Two verses particularly stood out for me in today’s passage, “
For if when we were enemies we were reconciled to God through the death of His Son, much more, having been reconciled, we shall be saved by His life… But the free gift is not like the offense. For if by the one man’s offense many died, much more the grace of God and the gift by the grace of the one Man, Jesus Christ, abounded to many. And the gift is not like that which came through the one who sinned. For the judgment which came from one offense resulted in condemnation, but the free gift which came from many offenses resulted in justification.” (Ro. 5:10, 15-16)
St. Paul takes us to the opening chapters of the Bible. Human beings, made in the Image of God, were created to be in union with God in a Paradise of Delights. We were blessed to partake of all that God had made save one tree, the Tree of the Knowledge of Good and Evil.
Now God is not anti-knowledge. He is the one who made us both rational and spiritual. So what is the wrong in eating of the Tree of the Knowledge of Good and Evil, a knowledge which the serpent said truly would make Adam and Eve like God?
This tree was a tree of discernment between good and evil, of right and wrong, in short, it was a Tree of Wisdom.
And our First Parents were destined to eat of that Tree according to the Church Fathers. But they had to pass the moral test of obedience to God first so that they could handle such a faculty maturely.
They did not obey, they fell. And God’s wisdom in prohibiting the Tree is seen in our lives every day. We are all born into the dysfunctional human family, we all struggle with making choices between good and evil in a fallen state that is cut off from Goodness Himself.

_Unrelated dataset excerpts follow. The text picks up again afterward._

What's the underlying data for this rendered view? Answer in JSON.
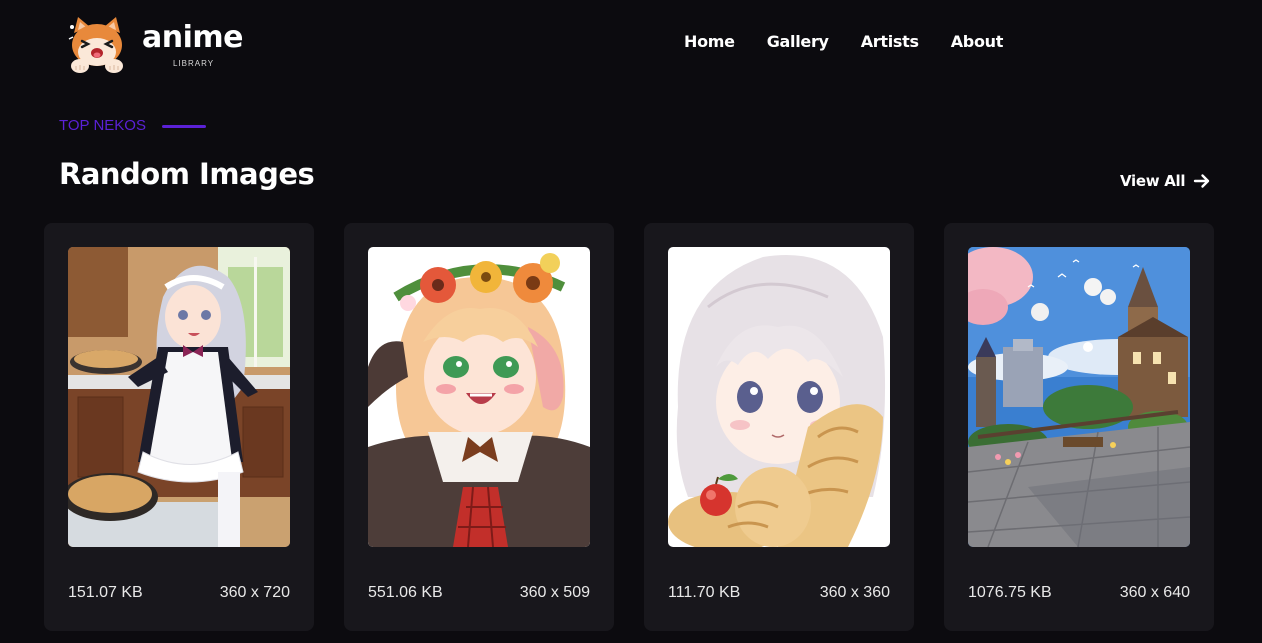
{
  "brand": {
    "word": "anime",
    "sub": "LIBRARY",
    "logo_icon": "shiba-dog-mascot-icon"
  },
  "nav": {
    "items": [
      {
        "label": "Home"
      },
      {
        "label": "Gallery"
      },
      {
        "label": "Artists"
      },
      {
        "label": "About"
      }
    ]
  },
  "section": {
    "eyebrow": "TOP NEKOS",
    "title": "Random Images",
    "view_all": "View All",
    "view_all_icon": "arrow-right-icon"
  },
  "cards": [
    {
      "size": "151.07 KB",
      "dimensions": "360 x 720",
      "image": "maid-girl-cooking-illustration"
    },
    {
      "size": "551.06 KB",
      "dimensions": "360 x 509",
      "image": "flower-crown-girl-illustration"
    },
    {
      "size": "111.70 KB",
      "dimensions": "360 x 360",
      "image": "white-haired-girl-with-bread-illustration"
    },
    {
      "size": "1076.75 KB",
      "dimensions": "360 x 640",
      "image": "fantasy-town-balloons-illustration"
    }
  ],
  "colors": {
    "background": "#0c0b0f",
    "card": "#18171c",
    "accent": "#5b21d6",
    "text": "#ffffff"
  }
}
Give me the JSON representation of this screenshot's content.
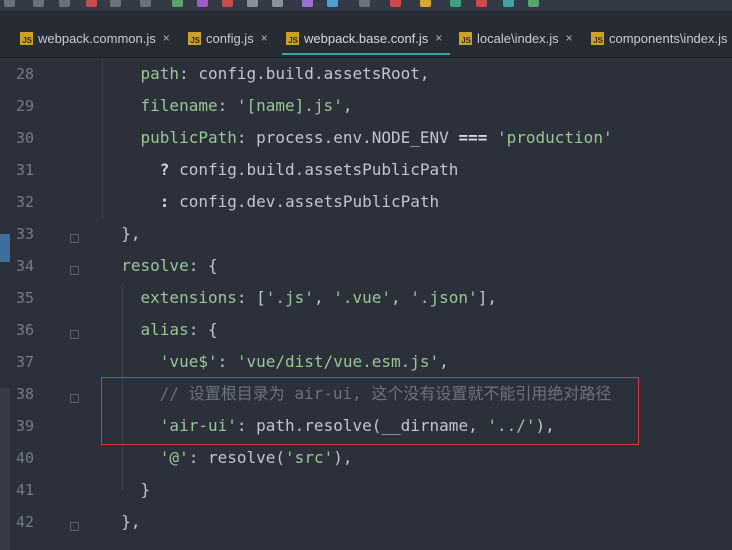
{
  "colors": {
    "background": "#2b303b",
    "tab_active_underline": "#3aa5a0",
    "highlight_box": "#d53a3a",
    "js_badge": "#c9a227"
  },
  "tabs": [
    {
      "label": "webpack.common.js",
      "icon": "js-file-icon",
      "close": "×"
    },
    {
      "label": "config.js",
      "icon": "js-file-icon",
      "close": "×"
    },
    {
      "label": "webpack.base.conf.js",
      "icon": "js-file-icon",
      "close": "×",
      "active": true
    },
    {
      "label": "locale\\index.js",
      "icon": "js-file-icon",
      "close": "×"
    },
    {
      "label": "components\\index.js",
      "icon": "js-file-icon",
      "close": "×"
    }
  ],
  "js_badge_text": "JS",
  "editor": {
    "line_numbers": [
      "28",
      "29",
      "30",
      "31",
      "32",
      "33",
      "34",
      "35",
      "36",
      "37",
      "38",
      "39",
      "40",
      "41",
      "42"
    ],
    "lines": [
      {
        "indent": "    ",
        "tokens": [
          {
            "t": "path",
            "c": "kw-prop"
          },
          {
            "t": ": ",
            "c": "plain"
          },
          {
            "t": "config",
            "c": "plain"
          },
          {
            "t": ".",
            "c": "punc"
          },
          {
            "t": "build",
            "c": "plain"
          },
          {
            "t": ".",
            "c": "punc"
          },
          {
            "t": "assetsRoot",
            "c": "plain"
          },
          {
            "t": ",",
            "c": "punc"
          }
        ]
      },
      {
        "indent": "    ",
        "tokens": [
          {
            "t": "filename",
            "c": "kw-prop"
          },
          {
            "t": ": ",
            "c": "plain"
          },
          {
            "t": "'[name].js'",
            "c": "str"
          },
          {
            "t": ",",
            "c": "punc"
          }
        ]
      },
      {
        "indent": "    ",
        "tokens": [
          {
            "t": "publicPath",
            "c": "kw-prop"
          },
          {
            "t": ": ",
            "c": "plain"
          },
          {
            "t": "process",
            "c": "plain"
          },
          {
            "t": ".",
            "c": "punc"
          },
          {
            "t": "env",
            "c": "plain"
          },
          {
            "t": ".",
            "c": "punc"
          },
          {
            "t": "NODE_ENV",
            "c": "plain"
          },
          {
            "t": " === ",
            "c": "tern"
          },
          {
            "t": "'production'",
            "c": "str"
          }
        ]
      },
      {
        "indent": "      ",
        "tokens": [
          {
            "t": "? ",
            "c": "tern"
          },
          {
            "t": "config",
            "c": "plain"
          },
          {
            "t": ".",
            "c": "punc"
          },
          {
            "t": "build",
            "c": "plain"
          },
          {
            "t": ".",
            "c": "punc"
          },
          {
            "t": "assetsPublicPath",
            "c": "plain"
          }
        ]
      },
      {
        "indent": "      ",
        "tokens": [
          {
            "t": ": ",
            "c": "tern"
          },
          {
            "t": "config",
            "c": "plain"
          },
          {
            "t": ".",
            "c": "punc"
          },
          {
            "t": "dev",
            "c": "plain"
          },
          {
            "t": ".",
            "c": "punc"
          },
          {
            "t": "assetsPublicPath",
            "c": "plain"
          }
        ]
      },
      {
        "indent": "  ",
        "tokens": [
          {
            "t": "},",
            "c": "punc"
          }
        ]
      },
      {
        "indent": "  ",
        "tokens": [
          {
            "t": "resolve",
            "c": "kw-prop"
          },
          {
            "t": ": {",
            "c": "plain"
          }
        ]
      },
      {
        "indent": "    ",
        "tokens": [
          {
            "t": "extensions",
            "c": "kw-prop"
          },
          {
            "t": ": [",
            "c": "plain"
          },
          {
            "t": "'.js'",
            "c": "str"
          },
          {
            "t": ", ",
            "c": "punc"
          },
          {
            "t": "'.vue'",
            "c": "str"
          },
          {
            "t": ", ",
            "c": "punc"
          },
          {
            "t": "'.json'",
            "c": "str"
          },
          {
            "t": "],",
            "c": "punc"
          }
        ]
      },
      {
        "indent": "    ",
        "tokens": [
          {
            "t": "alias",
            "c": "kw-prop"
          },
          {
            "t": ": {",
            "c": "plain"
          }
        ]
      },
      {
        "indent": "      ",
        "tokens": [
          {
            "t": "'vue$'",
            "c": "str"
          },
          {
            "t": ": ",
            "c": "plain"
          },
          {
            "t": "'vue/dist/vue.esm.js'",
            "c": "str"
          },
          {
            "t": ",",
            "c": "punc"
          }
        ]
      },
      {
        "indent": "      ",
        "tokens": [
          {
            "t": "// 设置根目录为 air-ui, 这个没有设置就不能引用绝对路径",
            "c": "cm"
          }
        ]
      },
      {
        "indent": "      ",
        "tokens": [
          {
            "t": "'air-ui'",
            "c": "str"
          },
          {
            "t": ": ",
            "c": "plain"
          },
          {
            "t": "path",
            "c": "plain"
          },
          {
            "t": ".",
            "c": "punc"
          },
          {
            "t": "resolve",
            "c": "plain"
          },
          {
            "t": "(",
            "c": "punc"
          },
          {
            "t": "__dirname",
            "c": "plain"
          },
          {
            "t": ", ",
            "c": "punc"
          },
          {
            "t": "'../'",
            "c": "str"
          },
          {
            "t": "),",
            "c": "punc"
          }
        ]
      },
      {
        "indent": "      ",
        "tokens": [
          {
            "t": "'@'",
            "c": "str"
          },
          {
            "t": ": ",
            "c": "plain"
          },
          {
            "t": "resolve",
            "c": "plain"
          },
          {
            "t": "(",
            "c": "punc"
          },
          {
            "t": "'src'",
            "c": "str"
          },
          {
            "t": "),",
            "c": "punc"
          }
        ]
      },
      {
        "indent": "    ",
        "tokens": [
          {
            "t": "}",
            "c": "punc"
          }
        ]
      },
      {
        "indent": "  ",
        "tokens": [
          {
            "t": "},",
            "c": "punc"
          }
        ]
      }
    ]
  }
}
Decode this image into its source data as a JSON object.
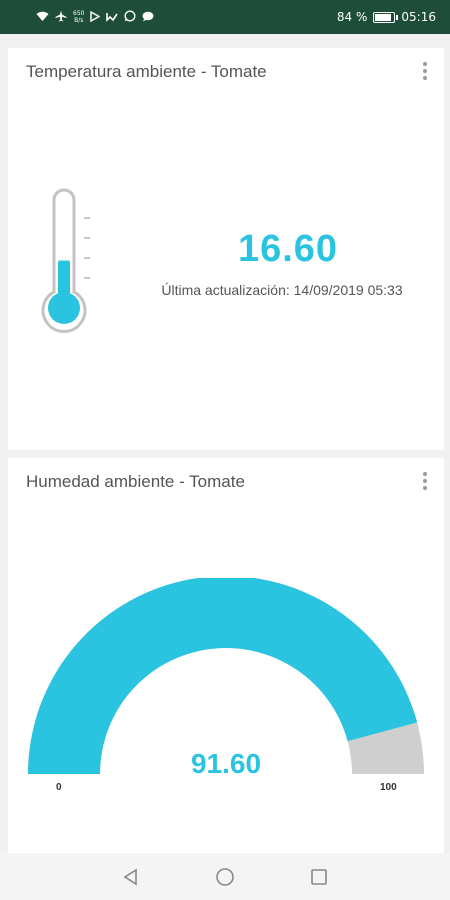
{
  "status_bar": {
    "net_speed_value": "650",
    "net_speed_unit": "B/s",
    "battery_percent": "84 %",
    "battery_level": 0.84,
    "time": "05:16",
    "icons": [
      "wifi-icon",
      "airplane-icon",
      "play-store-icon",
      "notification-icon",
      "whatsapp-icon",
      "chat-icon"
    ]
  },
  "temperature_card": {
    "title": "Temperatura ambiente - Tomate",
    "value": "16.60",
    "last_update": "Última actualización: 14/09/2019 05:33",
    "level": 0.45
  },
  "humidity_card": {
    "title": "Humedad ambiente - Tomate",
    "value": "91.60",
    "min_label": "0",
    "max_label": "100",
    "value_num": 91.6,
    "min_num": 0,
    "max_num": 100
  },
  "colors": {
    "accent": "#2bc4e0",
    "gauge_track": "#cfcfcf",
    "status_bar": "#1e4d3a"
  },
  "nav_bar": {
    "icons": [
      "back-icon",
      "home-icon",
      "recents-icon"
    ]
  }
}
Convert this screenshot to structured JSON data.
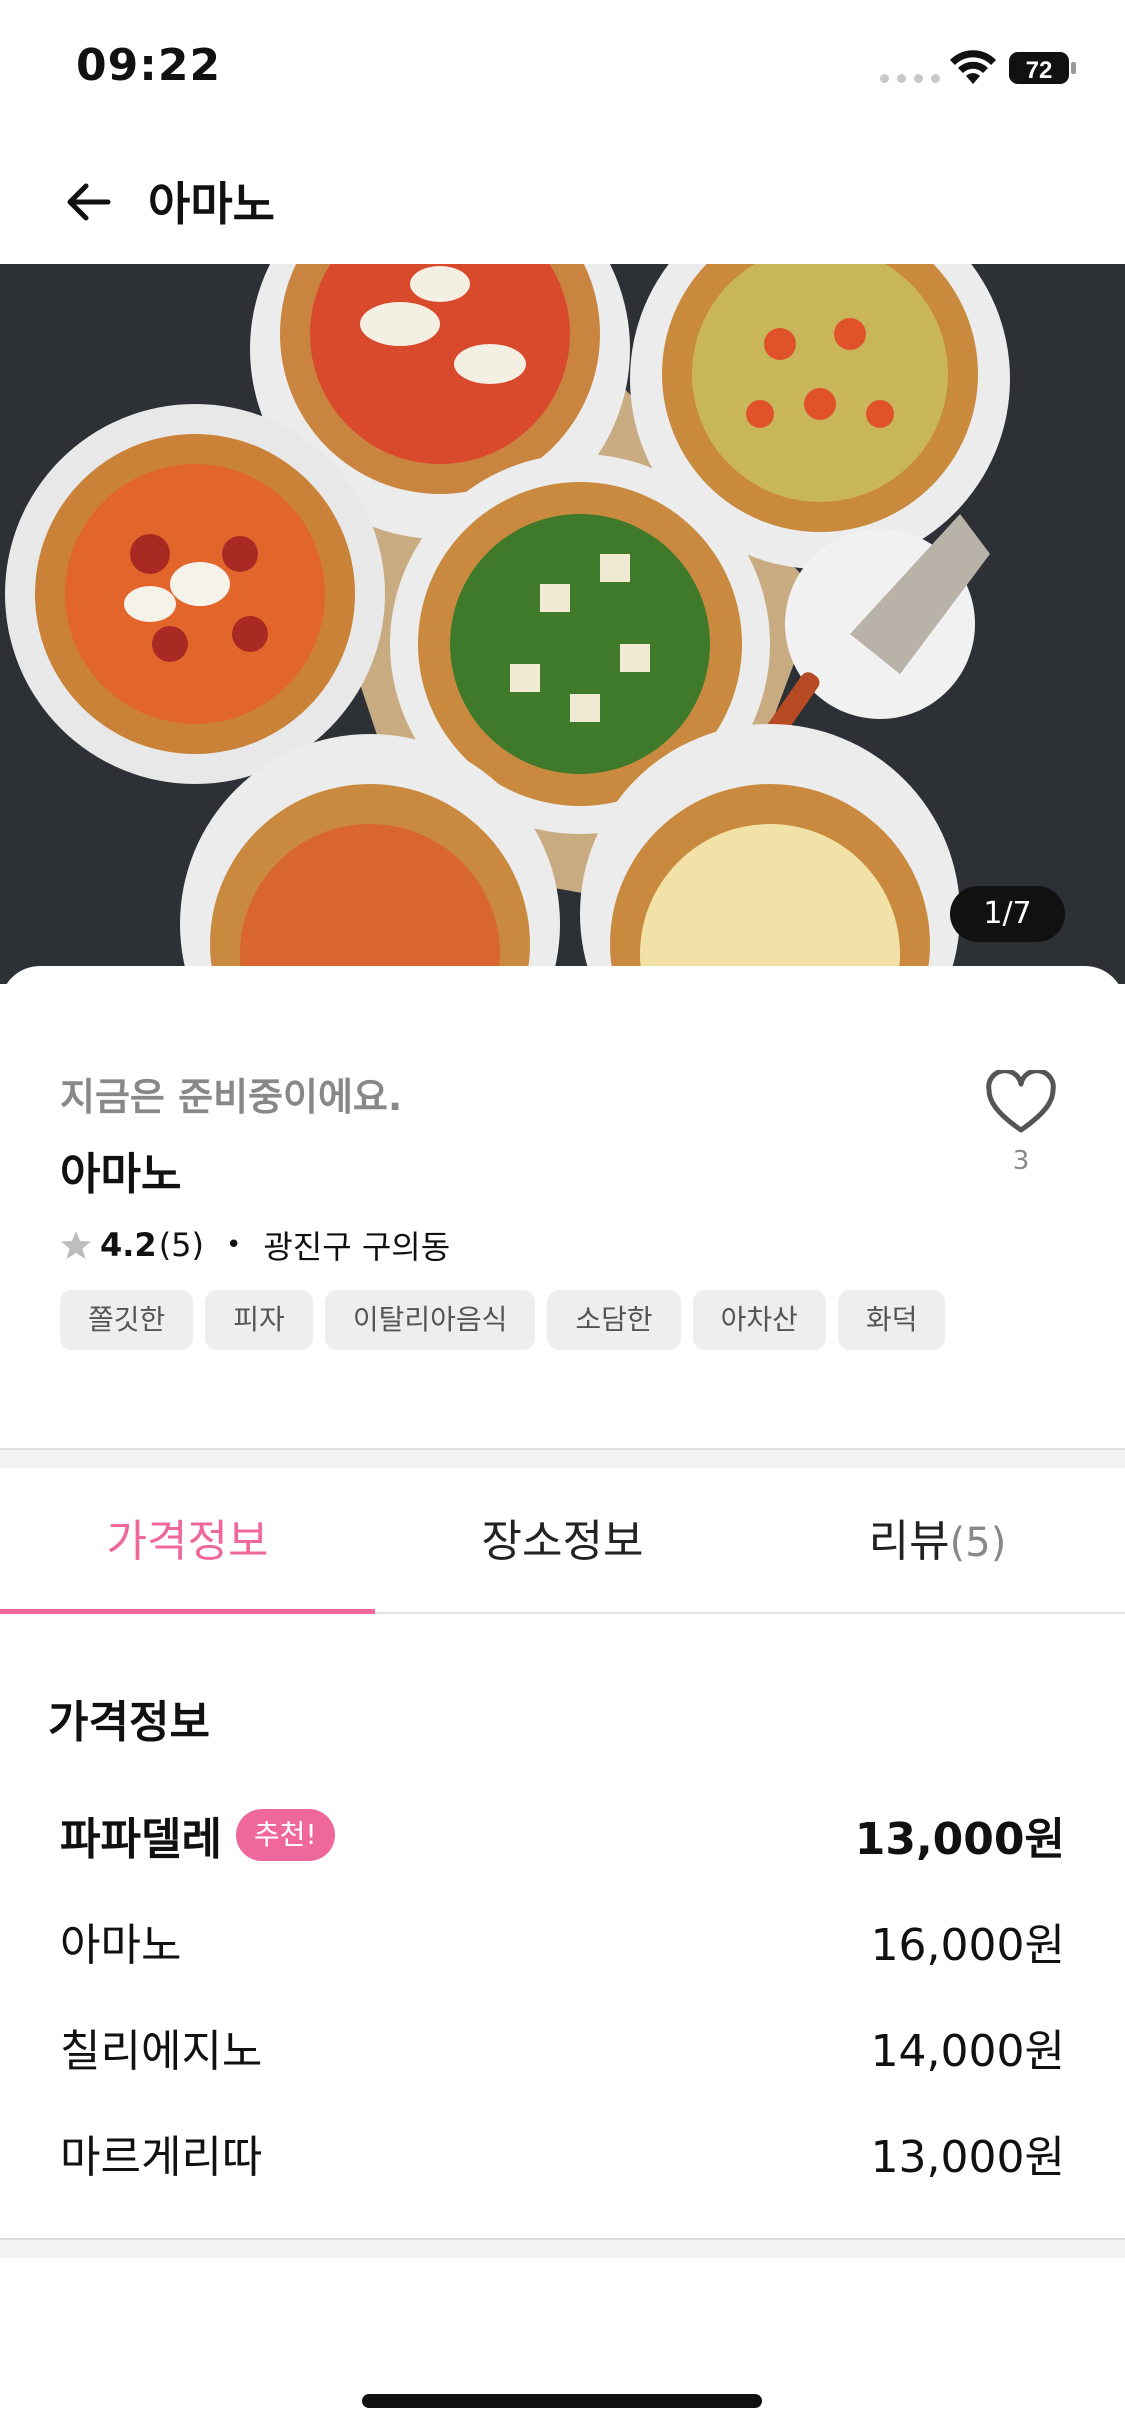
{
  "status_bar": {
    "time": "09:22",
    "battery": "72"
  },
  "nav": {
    "title": "아마노"
  },
  "hero": {
    "counter": "1/7"
  },
  "store": {
    "status_message": "지금은 준비중이에요.",
    "name": "아마노",
    "like_count": "3",
    "rating": "4.2",
    "review_count": "(5)",
    "location": "광진구 구의동",
    "tags": [
      "쫄깃한",
      "피자",
      "이탈리아음식",
      "소담한",
      "아차산",
      "화덕"
    ]
  },
  "tabs": [
    {
      "label": "가격정보",
      "count": ""
    },
    {
      "label": "장소정보",
      "count": ""
    },
    {
      "label": "리뷰",
      "count": "(5)"
    }
  ],
  "price_section": {
    "heading": "가격정보",
    "badge": "추천!",
    "items": [
      {
        "name": "파파델레",
        "price": "13,000원"
      },
      {
        "name": "아마노",
        "price": "16,000원"
      },
      {
        "name": "칠리에지노",
        "price": "14,000원"
      },
      {
        "name": "마르게리따",
        "price": "13,000원"
      }
    ]
  },
  "colors": {
    "accent": "#f0679c",
    "muted_text": "#888888",
    "tag_bg": "#eeeeee"
  }
}
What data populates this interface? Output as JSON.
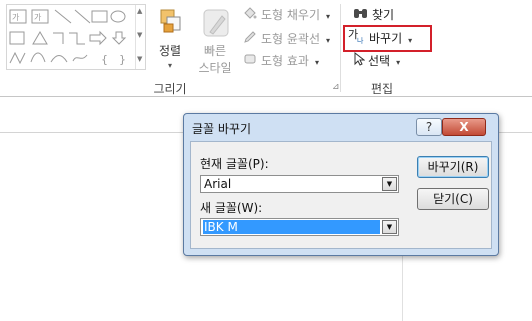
{
  "ribbon": {
    "groups": {
      "drawing": {
        "label": "그리기"
      },
      "editing": {
        "label": "편집"
      }
    },
    "arrange_button": {
      "label": "정렬"
    },
    "quick_styles_button": {
      "label_line1": "빠른",
      "label_line2": "스타일"
    },
    "shape_fill": {
      "label": "도형 채우기"
    },
    "shape_outline": {
      "label": "도형 윤곽선"
    },
    "shape_effects": {
      "label": "도형 효과"
    },
    "find": {
      "label": "찾기"
    },
    "replace": {
      "label": "바꾸기"
    },
    "select": {
      "label": "선택"
    },
    "colors": {
      "highlight": "#d3202a",
      "selection": "#3399ff"
    }
  },
  "dialog": {
    "title": "글꼴 바꾸기",
    "help_label": "?",
    "close_label": "X",
    "current_font_label": "현재 글꼴(P):",
    "current_font_value": "Arial",
    "new_font_label": "새 글꼴(W):",
    "new_font_value": "IBK M",
    "replace_button": "바꾸기(R)",
    "close_button": "닫기(C)"
  }
}
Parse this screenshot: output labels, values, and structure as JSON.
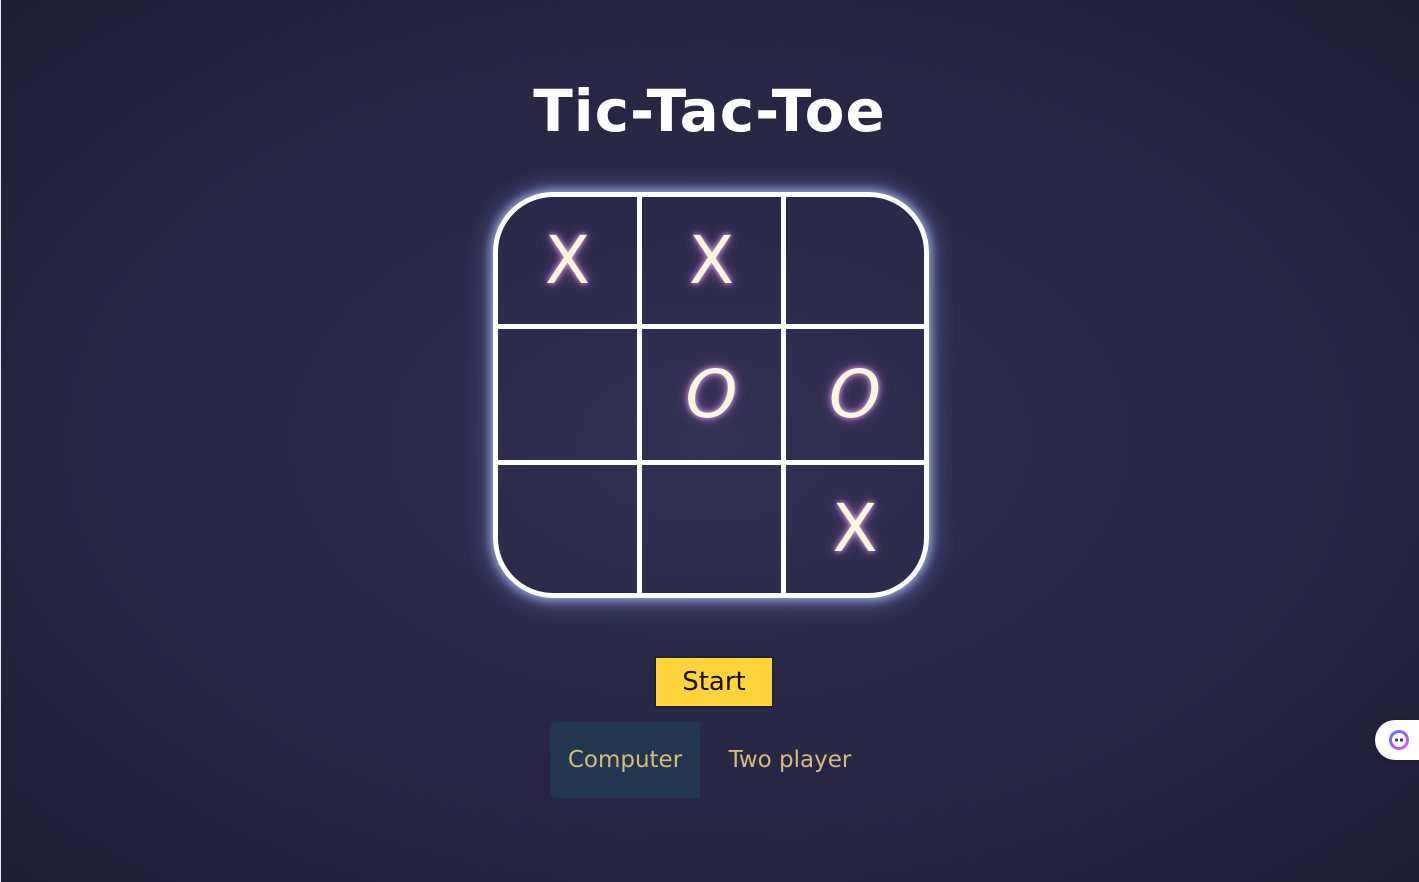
{
  "title": "Tic-Tac-Toe",
  "board": {
    "cells": [
      "X",
      "X",
      "",
      "",
      "O",
      "O",
      "",
      "",
      "X"
    ]
  },
  "controls": {
    "start_label": "Start"
  },
  "modes": [
    {
      "label": "Computer",
      "selected": true
    },
    {
      "label": "Two player",
      "selected": false
    }
  ],
  "assistant": {
    "icon": "assistant-face-icon"
  },
  "colors": {
    "start_button": "#ffd43b",
    "mode_text": "#d6ba7c",
    "selected_mode_bg": "#223650",
    "board_line": "#ffffff"
  }
}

But, even though we were sinners, even though we had become enemies of God, God sent a second Adam to head our race in Jesus Christ.
As seen in the opening chapters of Genesis, God’s intention was that we should “be at play in the fields of the Lord”. St. Irenaeus said that “the glory of God is a man fully alive”. A way of being only possible in a communion of love with God and one another.
St. Paul tells us that the way back to the Garden is opened again. That although all of us have followed the first Adam into a reality that is partially marred by dystopia and dysfunction, any who wish may return with the second Adam back into fellowship with God in a Garden of Delight.